The two are similar, but there are differences

Computer graphic of a Beryllium atom.

You can't simply whip out a meter stick to measure the size of an atom. These building blocks of all matter are much too small. Also, because electrons are always in motion, the diameter of an atom is a bit fuzzy. Two measures used to describe atomic size are atomic radius and ionic radius. They are very similar, and even the same in some cases, but there are minor and important differences between the two. Read on learn more about these two ways to measure an atom.

Atomic Radius

The atomic radius is the distance from the atomic nucleus to the outermost stable electron of a neutral atom. In practice, the value is obtained by measuring the diameter of an atom and dividing it in half. But, it gets trickier from there.

The atomic radius is a term used to describe the size of the atom, but there is no standard definition for this value. Atomic radius may actually refer to the ionic radius, as well as the covalent radius, metallic radius, or van der Waals radius.

Ionic Radius

The ionic radius is half the distance between two gas atoms that are just touching each other. In a neutral atom, the atomic and ionic radius are the same, but many elements exist as anions or cations. If the atom loses its outermost electron (positively charged or cation), the ionic radius is smaller than the atomic radius because the atom loses an electron energy shell. If the atom gains an electron (negatively charged or anion), usually the electron falls into an existing energy shell so the size of the ionic radius and atomic radius are comparable.

Trends in the Periodic Table

Whichever method you use to describe atomic size, it displays a trend or periodicity in the periodic table. Periodicity refers to the recurring trends that are seen in the element properties. These trends became apparent to Demitri Mendeleev when he arranged the elements in order of increasing mass. Based on the properties that were displayed by the known elements, Mendeleev was able to predict where there were holes in his table, or elements yet to be discovered.

The modern periodic table is very similar to Mendeleev's table, but today elements are ordered by increasing atomic number, which reflects the number of protons in an atom. There aren't any undiscovered elements, although new elements can be created that have even higher numbers of protons.

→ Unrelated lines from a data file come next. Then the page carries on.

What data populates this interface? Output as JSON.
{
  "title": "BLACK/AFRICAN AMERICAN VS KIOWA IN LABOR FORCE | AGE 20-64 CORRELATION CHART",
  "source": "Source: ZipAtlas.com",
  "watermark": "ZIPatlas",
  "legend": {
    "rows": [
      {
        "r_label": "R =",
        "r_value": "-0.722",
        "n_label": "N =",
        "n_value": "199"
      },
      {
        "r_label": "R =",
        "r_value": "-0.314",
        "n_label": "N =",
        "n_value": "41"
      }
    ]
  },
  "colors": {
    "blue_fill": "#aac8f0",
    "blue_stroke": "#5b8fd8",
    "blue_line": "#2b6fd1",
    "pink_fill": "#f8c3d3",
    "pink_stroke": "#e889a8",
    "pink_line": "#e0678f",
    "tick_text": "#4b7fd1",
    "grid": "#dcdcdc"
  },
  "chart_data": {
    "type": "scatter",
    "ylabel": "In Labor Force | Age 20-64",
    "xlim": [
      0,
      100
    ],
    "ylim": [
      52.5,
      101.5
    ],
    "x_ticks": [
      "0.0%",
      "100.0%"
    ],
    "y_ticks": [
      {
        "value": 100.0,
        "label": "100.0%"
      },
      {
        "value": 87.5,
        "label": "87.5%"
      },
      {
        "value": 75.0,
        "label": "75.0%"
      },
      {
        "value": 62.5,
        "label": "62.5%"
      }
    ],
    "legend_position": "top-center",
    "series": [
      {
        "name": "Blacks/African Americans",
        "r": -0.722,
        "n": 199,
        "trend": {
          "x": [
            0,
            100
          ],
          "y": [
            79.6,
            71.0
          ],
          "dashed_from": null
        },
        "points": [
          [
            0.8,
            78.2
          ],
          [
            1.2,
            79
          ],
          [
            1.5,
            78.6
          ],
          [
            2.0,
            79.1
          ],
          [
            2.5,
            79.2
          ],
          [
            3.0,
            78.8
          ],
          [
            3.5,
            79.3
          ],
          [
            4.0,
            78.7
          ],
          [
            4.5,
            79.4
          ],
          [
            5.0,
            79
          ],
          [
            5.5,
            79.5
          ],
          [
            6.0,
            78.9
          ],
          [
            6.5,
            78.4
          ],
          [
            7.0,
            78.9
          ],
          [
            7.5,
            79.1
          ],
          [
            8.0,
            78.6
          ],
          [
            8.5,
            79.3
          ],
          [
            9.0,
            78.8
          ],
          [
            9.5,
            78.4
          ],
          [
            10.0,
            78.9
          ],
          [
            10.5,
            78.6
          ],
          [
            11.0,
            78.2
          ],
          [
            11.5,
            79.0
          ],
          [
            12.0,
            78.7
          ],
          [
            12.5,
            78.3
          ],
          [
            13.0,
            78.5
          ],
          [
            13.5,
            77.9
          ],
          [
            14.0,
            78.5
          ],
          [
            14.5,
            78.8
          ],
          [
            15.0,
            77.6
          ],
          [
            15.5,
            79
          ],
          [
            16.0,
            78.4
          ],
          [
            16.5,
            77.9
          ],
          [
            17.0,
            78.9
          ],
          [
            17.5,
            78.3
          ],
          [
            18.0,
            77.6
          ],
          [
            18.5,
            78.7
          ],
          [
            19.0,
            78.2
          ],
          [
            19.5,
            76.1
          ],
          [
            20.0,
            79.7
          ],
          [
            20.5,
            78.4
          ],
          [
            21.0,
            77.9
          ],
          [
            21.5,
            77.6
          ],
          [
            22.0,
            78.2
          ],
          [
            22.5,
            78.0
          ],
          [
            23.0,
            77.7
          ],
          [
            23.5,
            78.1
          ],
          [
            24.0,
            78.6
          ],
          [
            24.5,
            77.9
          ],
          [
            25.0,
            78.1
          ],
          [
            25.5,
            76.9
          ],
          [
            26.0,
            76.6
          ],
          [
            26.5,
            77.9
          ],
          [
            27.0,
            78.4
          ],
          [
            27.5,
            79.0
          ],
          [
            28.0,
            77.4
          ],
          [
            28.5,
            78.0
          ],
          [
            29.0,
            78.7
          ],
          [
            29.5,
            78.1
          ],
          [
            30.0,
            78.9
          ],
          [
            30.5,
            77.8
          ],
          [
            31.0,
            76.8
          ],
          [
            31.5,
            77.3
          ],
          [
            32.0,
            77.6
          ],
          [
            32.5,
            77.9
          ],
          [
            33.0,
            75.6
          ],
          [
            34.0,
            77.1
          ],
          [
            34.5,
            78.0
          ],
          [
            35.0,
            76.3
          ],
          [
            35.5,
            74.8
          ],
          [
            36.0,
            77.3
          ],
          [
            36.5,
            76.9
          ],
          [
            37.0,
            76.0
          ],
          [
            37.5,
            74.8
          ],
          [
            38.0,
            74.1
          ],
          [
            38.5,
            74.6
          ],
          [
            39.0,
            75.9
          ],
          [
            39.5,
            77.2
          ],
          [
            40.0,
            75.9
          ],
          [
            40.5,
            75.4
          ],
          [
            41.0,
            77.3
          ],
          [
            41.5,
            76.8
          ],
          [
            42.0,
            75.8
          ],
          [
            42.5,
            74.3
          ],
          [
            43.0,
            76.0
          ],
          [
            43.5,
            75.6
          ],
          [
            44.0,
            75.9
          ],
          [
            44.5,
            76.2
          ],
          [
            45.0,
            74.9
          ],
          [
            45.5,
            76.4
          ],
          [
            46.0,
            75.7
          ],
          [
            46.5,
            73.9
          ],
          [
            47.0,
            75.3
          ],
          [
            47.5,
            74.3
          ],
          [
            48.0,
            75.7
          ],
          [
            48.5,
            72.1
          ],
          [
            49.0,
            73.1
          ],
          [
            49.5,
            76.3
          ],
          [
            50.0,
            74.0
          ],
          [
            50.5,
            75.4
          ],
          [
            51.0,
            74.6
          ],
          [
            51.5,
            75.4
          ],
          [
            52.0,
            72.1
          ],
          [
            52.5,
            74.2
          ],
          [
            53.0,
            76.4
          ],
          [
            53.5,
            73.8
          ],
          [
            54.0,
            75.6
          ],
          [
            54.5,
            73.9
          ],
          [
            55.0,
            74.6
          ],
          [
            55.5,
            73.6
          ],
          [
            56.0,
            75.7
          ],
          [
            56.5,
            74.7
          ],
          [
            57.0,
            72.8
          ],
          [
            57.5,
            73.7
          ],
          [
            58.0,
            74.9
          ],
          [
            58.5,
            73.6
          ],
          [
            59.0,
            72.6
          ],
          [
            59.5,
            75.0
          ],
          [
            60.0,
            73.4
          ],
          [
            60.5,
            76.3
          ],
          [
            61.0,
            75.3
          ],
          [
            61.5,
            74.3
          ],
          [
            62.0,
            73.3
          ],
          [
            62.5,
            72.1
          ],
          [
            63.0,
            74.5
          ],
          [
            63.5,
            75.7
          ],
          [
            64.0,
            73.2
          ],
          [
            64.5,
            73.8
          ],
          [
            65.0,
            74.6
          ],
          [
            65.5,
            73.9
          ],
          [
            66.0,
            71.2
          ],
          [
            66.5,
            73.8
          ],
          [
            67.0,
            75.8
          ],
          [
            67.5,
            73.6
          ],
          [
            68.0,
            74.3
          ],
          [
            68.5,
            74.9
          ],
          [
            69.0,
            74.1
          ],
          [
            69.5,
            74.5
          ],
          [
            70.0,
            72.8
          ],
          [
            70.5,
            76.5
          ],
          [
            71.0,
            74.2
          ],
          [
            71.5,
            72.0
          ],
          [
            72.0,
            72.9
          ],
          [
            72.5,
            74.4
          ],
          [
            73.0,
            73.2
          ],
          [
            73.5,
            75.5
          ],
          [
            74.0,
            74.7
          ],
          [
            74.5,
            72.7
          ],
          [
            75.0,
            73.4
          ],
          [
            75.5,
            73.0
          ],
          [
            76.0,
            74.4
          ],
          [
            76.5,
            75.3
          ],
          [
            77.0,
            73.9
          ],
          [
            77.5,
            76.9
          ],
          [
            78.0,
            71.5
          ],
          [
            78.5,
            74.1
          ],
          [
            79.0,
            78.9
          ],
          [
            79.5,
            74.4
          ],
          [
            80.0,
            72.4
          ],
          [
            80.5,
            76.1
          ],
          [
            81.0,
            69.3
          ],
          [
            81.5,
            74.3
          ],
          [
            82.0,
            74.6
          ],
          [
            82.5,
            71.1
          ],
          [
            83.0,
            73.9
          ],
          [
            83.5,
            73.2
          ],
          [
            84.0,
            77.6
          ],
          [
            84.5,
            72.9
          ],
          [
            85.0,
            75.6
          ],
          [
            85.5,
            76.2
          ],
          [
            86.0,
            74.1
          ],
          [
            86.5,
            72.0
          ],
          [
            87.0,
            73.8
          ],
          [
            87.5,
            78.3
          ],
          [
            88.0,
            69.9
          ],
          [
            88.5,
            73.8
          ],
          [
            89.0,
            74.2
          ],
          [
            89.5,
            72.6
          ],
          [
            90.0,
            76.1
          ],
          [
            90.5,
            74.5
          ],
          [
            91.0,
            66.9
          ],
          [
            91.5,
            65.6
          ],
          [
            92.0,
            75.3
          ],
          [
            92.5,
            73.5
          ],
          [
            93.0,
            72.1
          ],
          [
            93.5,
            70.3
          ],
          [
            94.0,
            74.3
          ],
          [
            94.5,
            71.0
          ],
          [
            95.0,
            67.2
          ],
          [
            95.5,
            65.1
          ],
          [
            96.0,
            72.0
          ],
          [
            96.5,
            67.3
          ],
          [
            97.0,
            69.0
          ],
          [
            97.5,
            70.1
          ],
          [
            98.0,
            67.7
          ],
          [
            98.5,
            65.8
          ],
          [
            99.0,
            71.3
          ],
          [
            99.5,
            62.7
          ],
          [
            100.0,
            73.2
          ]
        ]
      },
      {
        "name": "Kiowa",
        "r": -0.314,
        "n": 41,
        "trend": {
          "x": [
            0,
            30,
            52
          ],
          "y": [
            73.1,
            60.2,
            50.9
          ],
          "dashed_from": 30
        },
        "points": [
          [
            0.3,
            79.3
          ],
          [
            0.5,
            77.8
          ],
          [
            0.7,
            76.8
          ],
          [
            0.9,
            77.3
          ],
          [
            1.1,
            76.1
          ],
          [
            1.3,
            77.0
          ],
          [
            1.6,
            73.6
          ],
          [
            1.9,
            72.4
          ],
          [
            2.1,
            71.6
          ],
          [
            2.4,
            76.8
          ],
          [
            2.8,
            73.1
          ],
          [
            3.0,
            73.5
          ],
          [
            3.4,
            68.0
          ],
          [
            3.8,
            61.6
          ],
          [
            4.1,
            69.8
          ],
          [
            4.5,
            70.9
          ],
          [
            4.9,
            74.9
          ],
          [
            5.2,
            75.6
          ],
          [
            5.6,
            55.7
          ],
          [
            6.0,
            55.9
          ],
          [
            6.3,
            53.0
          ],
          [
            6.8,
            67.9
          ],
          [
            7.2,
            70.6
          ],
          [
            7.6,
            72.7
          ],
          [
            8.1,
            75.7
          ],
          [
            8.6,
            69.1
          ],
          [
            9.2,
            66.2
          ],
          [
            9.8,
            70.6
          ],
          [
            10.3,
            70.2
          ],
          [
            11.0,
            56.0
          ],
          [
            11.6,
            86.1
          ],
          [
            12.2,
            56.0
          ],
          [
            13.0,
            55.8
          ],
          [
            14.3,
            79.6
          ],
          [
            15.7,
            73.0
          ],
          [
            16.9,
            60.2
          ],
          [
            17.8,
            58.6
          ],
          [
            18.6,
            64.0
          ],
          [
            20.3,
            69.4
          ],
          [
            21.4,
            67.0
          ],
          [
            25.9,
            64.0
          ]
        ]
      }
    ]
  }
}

Atomic and ionic radius increase as you move down a column (group) of the periodic table because an electron shell is added to the atoms. Atomic size decreases as you move across a row—or period—of the table because the increased number of protons exerts a stronger pull on the electrons. Noble gasses are the exception. Although the size of a noble gas atom does increase as you move down the column, these atoms are larger than the preceding atoms in a row.